An increase in SER₅₀ was also noted in the MGMT-unmethylated T98G cells. This observation suggests that the MGMT methylation status is not an absolute predictor of response to trimodal treatment. However, there is disagreement in the literature on whether ABT-888-mediated sensitization to TMZ is independent of the MGMT. Palma et al. [24] reported that neither MGMT nor mismatch repair (MMR) precluded sensitivity to ABT-888 plus TMZ in several tumour types. Likewise, Horton et al. [11] suggested that ABT-888 chemo-potentiation in leukaemia and colon cancer cells might not depend on MGMT activity. However, the authors acknowledged that ABT-888 was less effective in the presence of elevated MGMT levels.

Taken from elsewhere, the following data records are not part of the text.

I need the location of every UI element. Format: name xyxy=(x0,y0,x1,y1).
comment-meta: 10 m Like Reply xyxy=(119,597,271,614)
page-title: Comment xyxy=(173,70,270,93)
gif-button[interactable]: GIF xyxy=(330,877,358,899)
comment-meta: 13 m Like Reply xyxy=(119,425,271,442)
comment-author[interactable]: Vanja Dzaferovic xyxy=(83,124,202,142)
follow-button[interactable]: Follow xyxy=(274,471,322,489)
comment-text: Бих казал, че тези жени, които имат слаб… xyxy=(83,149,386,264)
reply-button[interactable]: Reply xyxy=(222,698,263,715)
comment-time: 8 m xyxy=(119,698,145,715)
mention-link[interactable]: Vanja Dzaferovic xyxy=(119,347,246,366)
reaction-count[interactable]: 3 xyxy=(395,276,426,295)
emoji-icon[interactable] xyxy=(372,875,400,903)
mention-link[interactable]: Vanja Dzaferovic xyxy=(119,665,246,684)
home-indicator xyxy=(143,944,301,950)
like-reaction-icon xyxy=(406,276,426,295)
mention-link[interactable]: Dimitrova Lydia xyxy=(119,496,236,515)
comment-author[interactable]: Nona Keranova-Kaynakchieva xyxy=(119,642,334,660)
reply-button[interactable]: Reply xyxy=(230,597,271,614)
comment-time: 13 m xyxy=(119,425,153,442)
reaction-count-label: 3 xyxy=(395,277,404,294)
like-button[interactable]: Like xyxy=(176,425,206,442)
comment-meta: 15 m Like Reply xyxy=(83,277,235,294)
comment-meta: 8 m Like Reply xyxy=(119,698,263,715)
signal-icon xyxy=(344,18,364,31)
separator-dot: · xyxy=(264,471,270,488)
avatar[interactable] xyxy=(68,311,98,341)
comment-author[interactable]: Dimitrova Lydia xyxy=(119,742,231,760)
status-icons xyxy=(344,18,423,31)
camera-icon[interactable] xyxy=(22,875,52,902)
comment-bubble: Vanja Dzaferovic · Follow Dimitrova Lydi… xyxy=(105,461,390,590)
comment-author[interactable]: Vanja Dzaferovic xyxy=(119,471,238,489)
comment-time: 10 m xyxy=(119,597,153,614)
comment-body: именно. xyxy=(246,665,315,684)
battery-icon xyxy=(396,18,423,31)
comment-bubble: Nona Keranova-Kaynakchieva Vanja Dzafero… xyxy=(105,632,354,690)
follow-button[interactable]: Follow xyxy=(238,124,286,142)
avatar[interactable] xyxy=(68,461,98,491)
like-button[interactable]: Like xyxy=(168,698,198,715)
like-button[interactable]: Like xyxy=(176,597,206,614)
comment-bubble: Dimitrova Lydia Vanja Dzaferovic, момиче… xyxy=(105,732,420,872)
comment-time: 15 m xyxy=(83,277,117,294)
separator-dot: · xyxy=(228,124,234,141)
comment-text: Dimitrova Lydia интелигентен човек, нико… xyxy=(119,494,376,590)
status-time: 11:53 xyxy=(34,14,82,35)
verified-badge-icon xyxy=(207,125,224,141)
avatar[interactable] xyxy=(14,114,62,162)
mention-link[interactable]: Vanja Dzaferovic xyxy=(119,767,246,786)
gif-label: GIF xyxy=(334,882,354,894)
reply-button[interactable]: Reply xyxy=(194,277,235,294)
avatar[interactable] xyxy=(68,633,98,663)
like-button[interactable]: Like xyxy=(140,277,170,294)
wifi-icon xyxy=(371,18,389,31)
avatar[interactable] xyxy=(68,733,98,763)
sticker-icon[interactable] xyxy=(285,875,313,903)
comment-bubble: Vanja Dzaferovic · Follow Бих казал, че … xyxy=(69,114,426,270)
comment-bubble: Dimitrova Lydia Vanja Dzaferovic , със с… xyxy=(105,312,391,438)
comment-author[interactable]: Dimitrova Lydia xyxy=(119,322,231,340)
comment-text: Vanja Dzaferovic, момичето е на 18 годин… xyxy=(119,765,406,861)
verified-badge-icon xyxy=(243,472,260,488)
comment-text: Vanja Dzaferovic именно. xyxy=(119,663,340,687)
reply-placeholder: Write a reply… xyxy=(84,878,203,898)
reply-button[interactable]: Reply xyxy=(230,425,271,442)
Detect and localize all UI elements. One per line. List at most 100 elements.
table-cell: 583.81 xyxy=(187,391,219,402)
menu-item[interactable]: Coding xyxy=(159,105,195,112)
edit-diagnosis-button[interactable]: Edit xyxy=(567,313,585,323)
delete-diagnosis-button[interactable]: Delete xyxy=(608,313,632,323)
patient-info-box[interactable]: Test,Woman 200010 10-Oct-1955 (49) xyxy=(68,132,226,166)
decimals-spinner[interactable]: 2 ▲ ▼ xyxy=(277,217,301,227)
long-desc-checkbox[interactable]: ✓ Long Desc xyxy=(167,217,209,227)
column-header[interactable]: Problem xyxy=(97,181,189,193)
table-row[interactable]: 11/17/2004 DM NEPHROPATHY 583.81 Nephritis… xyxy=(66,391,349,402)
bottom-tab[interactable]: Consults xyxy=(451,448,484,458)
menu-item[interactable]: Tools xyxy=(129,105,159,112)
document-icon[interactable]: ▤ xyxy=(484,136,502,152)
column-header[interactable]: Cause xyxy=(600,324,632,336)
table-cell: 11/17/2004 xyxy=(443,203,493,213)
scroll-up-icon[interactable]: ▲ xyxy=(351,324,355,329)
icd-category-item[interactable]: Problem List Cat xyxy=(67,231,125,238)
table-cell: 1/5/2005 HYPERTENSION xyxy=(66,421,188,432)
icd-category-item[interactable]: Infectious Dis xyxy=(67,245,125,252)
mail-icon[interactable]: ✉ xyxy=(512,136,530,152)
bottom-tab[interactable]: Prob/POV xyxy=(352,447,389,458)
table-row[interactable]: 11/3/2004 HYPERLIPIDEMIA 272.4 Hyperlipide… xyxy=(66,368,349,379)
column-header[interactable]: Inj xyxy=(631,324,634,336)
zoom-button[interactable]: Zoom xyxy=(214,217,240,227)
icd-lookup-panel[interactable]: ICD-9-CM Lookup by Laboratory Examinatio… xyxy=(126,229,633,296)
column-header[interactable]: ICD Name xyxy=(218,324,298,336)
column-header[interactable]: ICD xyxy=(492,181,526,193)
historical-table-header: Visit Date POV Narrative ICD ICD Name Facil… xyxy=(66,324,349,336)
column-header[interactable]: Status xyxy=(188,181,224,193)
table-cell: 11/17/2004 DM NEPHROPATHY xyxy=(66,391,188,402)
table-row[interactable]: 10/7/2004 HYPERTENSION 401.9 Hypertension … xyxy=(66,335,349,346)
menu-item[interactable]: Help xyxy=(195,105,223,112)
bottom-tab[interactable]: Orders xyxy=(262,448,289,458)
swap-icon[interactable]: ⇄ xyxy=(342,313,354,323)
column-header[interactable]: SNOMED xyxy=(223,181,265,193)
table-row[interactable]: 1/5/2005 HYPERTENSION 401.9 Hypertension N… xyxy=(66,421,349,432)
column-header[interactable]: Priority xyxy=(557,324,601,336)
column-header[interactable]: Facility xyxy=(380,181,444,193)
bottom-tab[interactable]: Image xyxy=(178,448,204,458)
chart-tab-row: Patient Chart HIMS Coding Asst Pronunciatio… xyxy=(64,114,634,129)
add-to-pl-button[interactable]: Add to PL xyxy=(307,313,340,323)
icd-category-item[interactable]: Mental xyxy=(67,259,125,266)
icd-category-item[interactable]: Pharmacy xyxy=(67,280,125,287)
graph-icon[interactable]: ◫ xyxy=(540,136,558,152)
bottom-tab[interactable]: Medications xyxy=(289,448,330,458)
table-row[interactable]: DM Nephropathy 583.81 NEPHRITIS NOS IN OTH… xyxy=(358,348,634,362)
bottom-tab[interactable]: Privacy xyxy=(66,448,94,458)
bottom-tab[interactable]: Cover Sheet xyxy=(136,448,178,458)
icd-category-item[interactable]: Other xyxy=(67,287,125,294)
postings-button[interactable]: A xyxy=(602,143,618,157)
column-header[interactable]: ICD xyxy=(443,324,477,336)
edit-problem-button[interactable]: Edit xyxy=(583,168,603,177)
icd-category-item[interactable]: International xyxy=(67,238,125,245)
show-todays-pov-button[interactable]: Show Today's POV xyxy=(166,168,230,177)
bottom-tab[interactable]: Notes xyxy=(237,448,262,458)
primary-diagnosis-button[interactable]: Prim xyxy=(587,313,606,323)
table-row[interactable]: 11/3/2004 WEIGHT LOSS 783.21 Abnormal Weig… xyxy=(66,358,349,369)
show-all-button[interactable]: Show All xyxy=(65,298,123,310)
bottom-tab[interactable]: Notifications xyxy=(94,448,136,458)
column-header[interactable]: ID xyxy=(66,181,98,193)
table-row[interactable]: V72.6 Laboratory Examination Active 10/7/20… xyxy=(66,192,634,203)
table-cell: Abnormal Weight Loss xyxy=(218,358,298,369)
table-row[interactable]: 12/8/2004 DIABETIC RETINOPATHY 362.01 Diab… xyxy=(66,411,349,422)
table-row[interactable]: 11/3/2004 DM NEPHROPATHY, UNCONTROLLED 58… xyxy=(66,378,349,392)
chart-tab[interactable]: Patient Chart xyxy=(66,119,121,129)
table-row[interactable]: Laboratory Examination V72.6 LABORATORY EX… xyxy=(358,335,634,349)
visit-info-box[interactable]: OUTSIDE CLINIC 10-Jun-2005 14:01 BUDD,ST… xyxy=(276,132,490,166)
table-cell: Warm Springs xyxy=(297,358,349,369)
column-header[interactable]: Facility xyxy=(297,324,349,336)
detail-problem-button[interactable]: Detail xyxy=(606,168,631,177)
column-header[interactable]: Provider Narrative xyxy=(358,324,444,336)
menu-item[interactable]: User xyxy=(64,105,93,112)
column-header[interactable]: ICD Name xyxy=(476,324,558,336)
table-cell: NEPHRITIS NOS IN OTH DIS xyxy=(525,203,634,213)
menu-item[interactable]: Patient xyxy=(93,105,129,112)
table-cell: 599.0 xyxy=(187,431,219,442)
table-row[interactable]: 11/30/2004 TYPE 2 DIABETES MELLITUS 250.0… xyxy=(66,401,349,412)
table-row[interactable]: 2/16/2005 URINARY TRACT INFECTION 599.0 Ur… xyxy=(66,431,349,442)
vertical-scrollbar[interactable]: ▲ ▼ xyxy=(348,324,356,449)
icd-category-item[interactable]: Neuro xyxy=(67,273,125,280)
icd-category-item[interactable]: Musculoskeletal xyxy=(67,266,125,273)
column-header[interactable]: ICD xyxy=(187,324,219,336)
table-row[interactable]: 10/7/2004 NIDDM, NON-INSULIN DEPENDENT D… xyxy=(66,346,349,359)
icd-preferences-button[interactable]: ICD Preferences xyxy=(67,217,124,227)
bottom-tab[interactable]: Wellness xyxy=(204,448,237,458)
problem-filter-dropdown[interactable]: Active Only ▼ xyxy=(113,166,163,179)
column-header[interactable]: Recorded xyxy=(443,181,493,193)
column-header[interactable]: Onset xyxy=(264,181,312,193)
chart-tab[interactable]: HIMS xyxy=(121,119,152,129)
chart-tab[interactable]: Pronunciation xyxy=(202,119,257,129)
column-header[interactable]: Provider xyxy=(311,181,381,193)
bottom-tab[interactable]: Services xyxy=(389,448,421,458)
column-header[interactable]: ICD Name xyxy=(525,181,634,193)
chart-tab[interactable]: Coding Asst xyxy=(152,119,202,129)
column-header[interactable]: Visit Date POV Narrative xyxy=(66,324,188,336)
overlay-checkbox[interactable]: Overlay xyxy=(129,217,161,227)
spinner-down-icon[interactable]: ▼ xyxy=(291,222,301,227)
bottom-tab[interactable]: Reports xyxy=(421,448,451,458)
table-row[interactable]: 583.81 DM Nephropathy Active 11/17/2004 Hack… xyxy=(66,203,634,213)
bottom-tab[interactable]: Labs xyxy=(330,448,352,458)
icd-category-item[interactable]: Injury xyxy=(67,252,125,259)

In contrast, Clarke et al. [9] showed that not all GBM tumours respond equally to ABT-888 plus TMZ, suggesting that ABT-888 may not overcome tumour resistance to TMZ.

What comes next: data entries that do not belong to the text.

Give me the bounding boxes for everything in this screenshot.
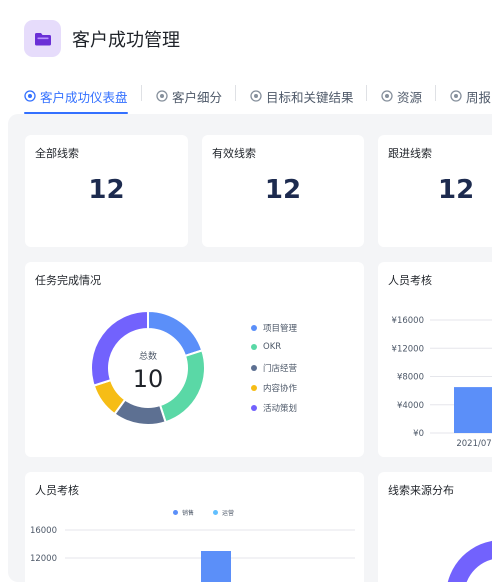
tab-customer-segment[interactable]: 客户细分 [156, 82, 222, 110]
legend-item[interactable]: 项目管理 [251, 322, 297, 334]
legend-label: 内容协作 [263, 384, 298, 394]
legend-label: 项目管理 [263, 324, 298, 334]
donut-center-value: 10 [132, 365, 164, 393]
tab-divider [235, 85, 236, 101]
tab-label: 周报 [466, 89, 492, 105]
people-assessment-card-2[interactable]: 人员考核 销售 运营 16000 12000 [25, 472, 364, 582]
stat-value: 12 [438, 175, 475, 205]
folder-icon [34, 32, 51, 45]
eye-icon [24, 90, 36, 102]
people-assessment-card[interactable]: 人员考核 ¥16000 ¥12000 ¥8000 ¥4000 ¥0 2021/07 [378, 262, 492, 457]
task-completion-card[interactable]: 任务完成情况 总数 10 项目管理 OKR 门店经营 内容协作 活动策划 [25, 262, 364, 457]
y-tick-label: ¥12000 [392, 344, 424, 354]
page-title: 客户成功管理 [72, 30, 180, 51]
tab-label: 客户细分 [172, 89, 223, 105]
legend-label: 活动策划 [263, 404, 298, 414]
tab-label: 目标和关键结果 [266, 89, 354, 105]
y-tick-label: ¥16000 [392, 316, 424, 326]
y-tick-label: ¥4000 [397, 401, 424, 411]
app-header: 客户成功管理 [0, 0, 492, 76]
legend-item[interactable]: 活动策划 [251, 402, 297, 414]
tab-dashboard[interactable]: 客户成功仪表盘 [24, 82, 128, 110]
legend-item[interactable]: 内容协作 [251, 382, 297, 394]
legend-dot [251, 365, 257, 371]
y-tick-label: 12000 [30, 554, 57, 564]
legend-dot [251, 385, 257, 391]
tab-weekly-report[interactable]: 周报 [450, 82, 491, 110]
legend-dot [251, 325, 257, 331]
y-tick-label: 16000 [30, 526, 57, 536]
eye-icon [250, 90, 262, 102]
tab-okr[interactable]: 目标和关键结果 [250, 82, 354, 110]
legend-label: OKR [263, 342, 282, 352]
bar-chart: ¥16000 ¥12000 ¥8000 ¥4000 ¥0 2021/07 [392, 316, 492, 449]
stat-card-all-leads[interactable]: 全部线索 12 [25, 135, 188, 247]
bar[interactable] [201, 551, 231, 582]
legend-item[interactable]: 门店经营 [251, 362, 297, 374]
donut-segment [447, 540, 492, 582]
x-tick-label: 2021/07 [456, 439, 491, 449]
donut-chart [90, 309, 206, 426]
tab-label: 客户成功仪表盘 [40, 89, 128, 105]
stat-card-valid-leads[interactable]: 有效线索 12 [202, 135, 364, 247]
bar[interactable] [454, 387, 492, 433]
legend-dot [251, 344, 257, 350]
eye-icon [450, 90, 462, 102]
eye-icon [156, 90, 168, 102]
legend-label: 门店经营 [263, 364, 298, 374]
tab-resources[interactable]: 资源 [381, 82, 422, 110]
stat-card-followup-leads[interactable]: 跟进线索 12 [378, 135, 492, 247]
eye-icon [381, 90, 393, 102]
stat-title: 全部线索 [35, 147, 79, 160]
lead-source-card[interactable]: 线索来源分布 [378, 472, 492, 582]
tab-bar: 客户成功仪表盘 客户细分 目标和关键结果 资源 周报 [0, 76, 492, 116]
y-tick-label: ¥8000 [397, 373, 424, 383]
stat-value: 12 [88, 175, 125, 205]
tab-divider [141, 85, 142, 101]
bar-chart: 16000 12000 [30, 526, 355, 582]
stat-title: 跟进线索 [388, 147, 432, 160]
legend-item[interactable]: OKR [251, 342, 281, 352]
tab-divider [366, 85, 367, 101]
legend-dot [251, 405, 257, 411]
y-tick-label: ¥0 [413, 429, 424, 439]
stat-title: 有效线索 [212, 147, 256, 160]
source-donut-chart [447, 540, 492, 582]
stat-value: 12 [264, 175, 302, 205]
dashboard-area: 全部线索 12 有效线索 12 跟进线索 12 任务完成情况 总数 10 项目管… [8, 114, 492, 582]
tab-label: 资源 [397, 89, 423, 105]
donut-center-label: 总数 [138, 352, 157, 362]
app-icon [24, 20, 61, 57]
tab-divider [435, 85, 436, 101]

Furthermore, it would be of interest to explore different treatment schedules, in particular a different duration of ABT-888 and TMZ exposure before irradiation, and whether TMZ might further sensitize the cells to radiation. To date, a growing number of preclinical studies have looked at the effects of TMZ on the radiosensitivity of GBM cell lines reporting opposing results. While some studies support a synergistic effect between concurrent TMZ and radiation in favour of radiosensitization [25‐28], other papers reported independent cell killing [29‐32]. It is likely that the optimal schedule of drug administration for TMZ-mediated radiosensitization is the one that will also result in an increased efficiency of ABT-888.

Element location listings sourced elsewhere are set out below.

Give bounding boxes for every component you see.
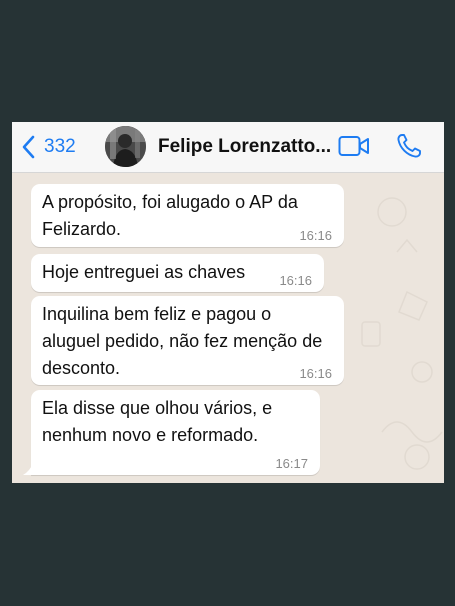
back-button[interactable]: 332 [20,132,76,162]
message-time: 16:17 [275,456,308,471]
message-bubble[interactable]: A propósito, foi alugado o AP da Felizar… [31,184,344,247]
unread-count: 332 [44,136,76,157]
chat-header: 332 Felipe Lorenzatto... [12,122,444,173]
message-text: Inquilina bem feliz e pagou o aluguel pe… [42,304,323,378]
message-bubble[interactable]: Hoje entreguei as chaves 16:16 [31,254,324,292]
phone-icon[interactable] [396,133,422,159]
video-camera-icon[interactable] [338,135,370,157]
message-text: A propósito, foi alugado o AP da Felizar… [42,192,298,239]
contact-name[interactable]: Felipe Lorenzatto... [158,136,333,158]
message-bubble[interactable]: Inquilina bem feliz e pagou o aluguel pe… [31,296,344,385]
message-time: 16:16 [299,228,332,243]
message-time: 16:16 [299,366,332,381]
chevron-left-icon [22,135,35,159]
avatar[interactable] [105,126,146,167]
message-bubble[interactable]: Ela disse que olhou vários, e nenhum nov… [23,390,320,475]
message-time: 16:16 [279,273,312,288]
avatar-image [105,126,146,167]
message-text: Hoje entreguei as chaves [42,262,246,282]
message-list[interactable]: A propósito, foi alugado o AP da Felizar… [12,172,444,483]
bubble-tail [23,463,33,475]
chat-screen: 332 Felipe Lorenzatto... A propósito, fo… [12,122,444,483]
message-text: Ela disse que olhou vários, e nenhum nov… [42,398,273,445]
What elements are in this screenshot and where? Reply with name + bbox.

Apoptosis is an energy dependent form of cell death, and as such, it requires adenosine-5^′-triphosphate (ATP). The principal substrate of PARP is nicotinamide adenine dinucleotide (NAD+), which is required to catalyse pADPr in the presence of DNA damage. In turn, a reduction in NAD+ leads to a depletion of ATP. By preventing ATP loss, inhibition of PARP should enhance the apoptotic response to genotoxic damage. Our results confirm that the combination of ABT-888 with either radiation or radiation plus TMZ had an effect on the apoptotic response, noticeable at later time points after treatment (Figure 7).

Similarly, Albert et al. [10] assessed apoptosis after treatment with 5 μM ABT-888 and radiation on a lung cancer H460 cell line, reporting a 2.8-fold increase in apoptosis compared to control. Additionally, in vivo TUNEL analysis on sections of H460 tumour models showed a 65% increase in apoptosis when ABT-888 was added to radiotherapy. In a separate study, Liu et al. [33] showed that 5 μM ABT-888 co-treatment with the DNA alkylating agent N-methyl-N’-nitro-N-nitrosoguanidine (MNNG) induced activation of caspase-9 and caspase-3 and increased apoptosis in cervical cancer HeLa cells by preventing ATP loss. Nowsheen et al. [34] reported a significant increase in apoptosis when head and neck cancer cells were treated with cetuximab and ABT-888. They hypothesized that apoptosis by PARP inhibition was due to intracellular stress signals, which resulted in the activation of the apoptotic intrinsic pathway. More recently, Huehls et al. [35] reported that ABT-888 promoted apoptosis in ovarian cancer cells treated with 5-fluorodeoxyuridine (FdUrd) but not with 5-fluorouracil (5-FU).